As a report requested by a previous convention of the Synod, the Res. 9-17 report will be included in the 2023 Convention Workbook. Comment on the report may be submitted to the Office of the Secretary via:
- Email at lcmssecretary@lcms.org; or
- U.S. mail at The Lutheran Church—Missouri Synod, Office of the Secretary, 1333 S. Kirkwood Road, St. Louis, MO 63122-7295.
Comments received will be shared with the committee and with the 2023 convention floor committee to which the report will be assigned.
Rev. Dr. John W. Sias
Secretary, The Lutheran Church—Missouri Synod
Posted March 15, 2021
A better proposal would be that each congregation receives the number of votes corresponding to the number of called pastors for the congregation.

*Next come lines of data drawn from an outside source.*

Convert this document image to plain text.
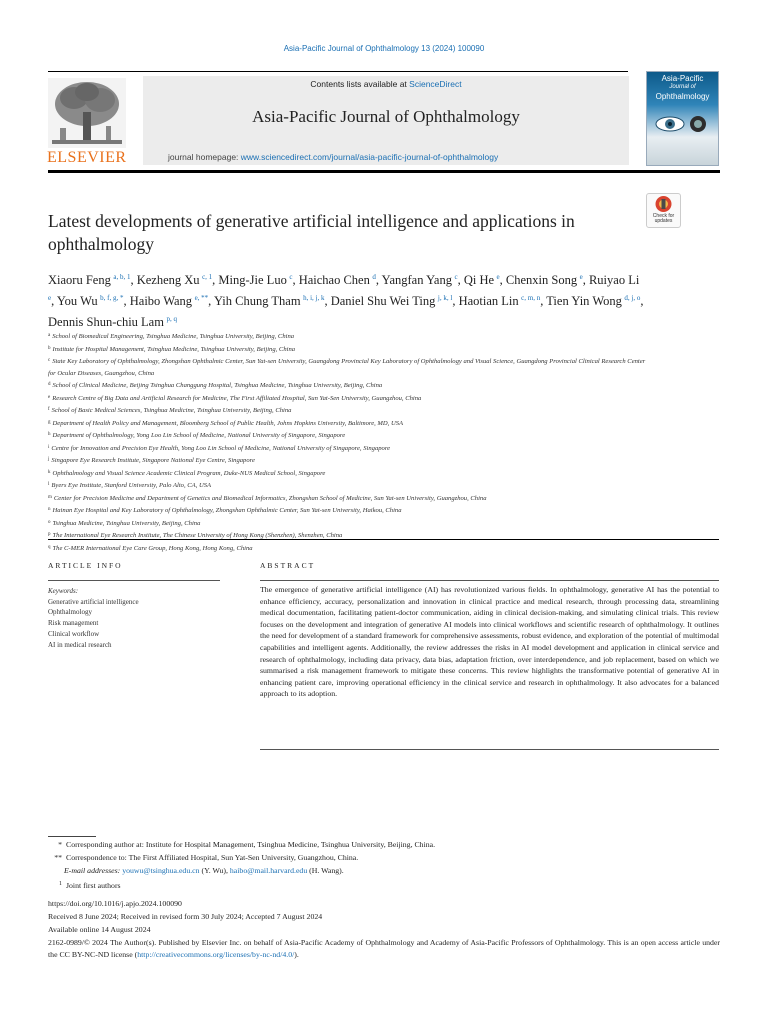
Asia-Pacific Journal of Ophthalmology 13 (2024) 100090
ELSEVIER
Contents lists available at ScienceDirect
Asia-Pacific Journal of Ophthalmology
journal homepage: www.sciencedirect.com/journal/asia-pacific-journal-of-ophthalmology
Asia-Pacific
Journal of
Ophthalmology
Check for updates
Latest developments of generative artificial intelligence and applications in ophthalmology
Xiaoru Feng  $^{a, b, 1}$, Kezheng Xu  $^{c, 1}$, Ming-Jie Luo  $^c$, Haichao Chen  $^d$, Yangfan Yang  $^c$, Qi He  $^e$, Chenxin Song  $^e$, Ruiyao Li $^e$, You Wu  $^{b, f, g, *}$, Haibo Wang  $^{e, **}$, Yih Chung Tham  $^{h, i, j, k}$, Daniel Shu Wei Ting  $^{j, k, l}$, Haotian Lin  $^{c, m, n}$, Tien Yin Wong  $^{d, j, o}$, Dennis Shun-chiu Lam  $^{p, q}$
$^a$ School of Biomedical Engineering, Tsinghua Medicine, Tsinghua University, Beijing, China
$^b$ Institute for Hospital Management, Tsinghua Medicine, Tsinghua University, Beijing, China
$^c$ State Key Laboratory of Ophthalmology, Zhongshan Ophthalmic Center, Sun Yat-sen University, Guangdong Provincial Key Laboratory of Ophthalmology and Visual Science, Guangdong Provincial Clinical Research Center for Ocular Diseases, Guangzhou, China
$^d$ School of Clinical Medicine, Beijing Tsinghua Changgung Hospital, Tsinghua Medicine, Tsinghua University, Beijing, China
$^e$ Research Centre of Big Data and Artificial Research for Medicine, The First Affiliated Hospital, Sun Yat-Sen University, Guangzhou, China
$^f$ School of Basic Medical Sciences, Tsinghua Medicine, Tsinghua University, Beijing, China
$^g$ Department of Health Policy and Management, Bloomberg School of Public Health, Johns Hopkins University, Baltimore, MD, USA
$^h$ Department of Ophthalmology, Yong Loo Lin School of Medicine, National University of Singapore, Singapore
$^i$ Centre for Innovation and Precision Eye Health, Yong Loo Lin School of Medicine, National University of Singapore, Singapore
$^j$ Singapore Eye Research Institute, Singapore National Eye Centre, Singapore
$^k$ Ophthalmology and Visual Science Academic Clinical Program, Duke-NUS Medical School, Singapore
$^l$ Byers Eye Institute, Stanford University, Palo Alto, CA, USA
$^m$ Center for Precision Medicine and Department of Genetics and Biomedical Informatics, Zhongshan School of Medicine, Sun Yat-sen University, Guangzhou, China
$^n$ Hainan Eye Hospital and Key Laboratory of Ophthalmology, Zhongshan Ophthalmic Center, Sun Yat-sen University, Haikou, China
$^o$ Tsinghua Medicine, Tsinghua University, Beijing, China
$^p$ The International Eye Research Institute, The Chinese University of Hong Kong (Shenzhen), Shenzhen, China
$^q$ The C-MER International Eye Care Group, Hong Kong, Hong Kong, China
ARTICLE INFO
Keywords:
Generative artificial intelligence
Ophthalmology
Risk management
Clinical workflow
AI in medical research
ABSTRACT
The emergence of generative artificial intelligence (AI) has revolutionized various fields. In ophthalmology, generative AI has the potential to enhance efficiency, accuracy, personalization and innovation in clinical practice and medical research, through processing data, streamlining medical documentation, facilitating patient-doctor communication, aiding in clinical decision-making, and simulating clinical trials. This review focuses on the development and integration of generative AI models into clinical workflows and scientific research of ophthalmology. It outlines the need for development of a standard framework for comprehensive assessments, robust evidence, and exploration of the potential of multimodal capabilities and intelligent agents. Additionally, the review addresses the risks in AI model development and application in clinical service and research of ophthalmology, including data privacy, data bias, adaptation friction, over interdependence, and job replacement, based on which we summarised a risk management framework to mitigate these concerns. This review highlights the transformative potential of generative AI in enhancing patient care, improving operational efficiency in the clinical service and research in ophthalmology. It also advocates for a balanced approach to its adoption.
* Corresponding author at: Institute for Hospital Management, Tsinghua Medicine, Tsinghua University, Beijing, China.
** Correspondence to: The First Affiliated Hospital, Sun Yat-Sen University, Guangzhou, China.
E-mail addresses: youwu@tsinghua.edu.cn (Y. Wu), haibo@mail.harvard.edu (H. Wang).
1 Joint first authors
https://doi.org/10.1016/j.apjo.2024.100090
Received 8 June 2024; Received in revised form 30 July 2024; Accepted 7 August 2024
Available online 14 August 2024
2162-0989/© 2024 The Author(s). Published by Elsevier Inc. on behalf of Asia-Pacific Academy of Ophthalmology and Academy of Asia-Pacific Professors of Ophthalmology. This is an open access article under the CC BY-NC-ND license (http://creativecommons.org/licenses/by-nc-nd/4.0/).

I believe that the current voting practice is based on sound reasoning. However, I also believe that the report is correct in that members of synod who have no vote need to be heard and that this needs to be formalized in some way. I have no had a vote at district conventions since becoming a theology professor at Concordia Chicago over 20 years ago–for over half of my 40 years as an ordained pastor in the LCMS. Before conventions the district and synod have seldom (perhaps never–I cannot recall an instance) sought my opinion or the opinion of colleagues in similar positions in the CUS institutions, even though we are charged with the theological training of future workers in the LCMS. Our colleagues at the seminaries are sometimes consulted, but those of us who teach in what one evangelical friend of mine calls “the Lutheran academic ghetto” are often overlooked. It appears to me that this is not the best use of the human resources that constitute the theology faculties of the CUS.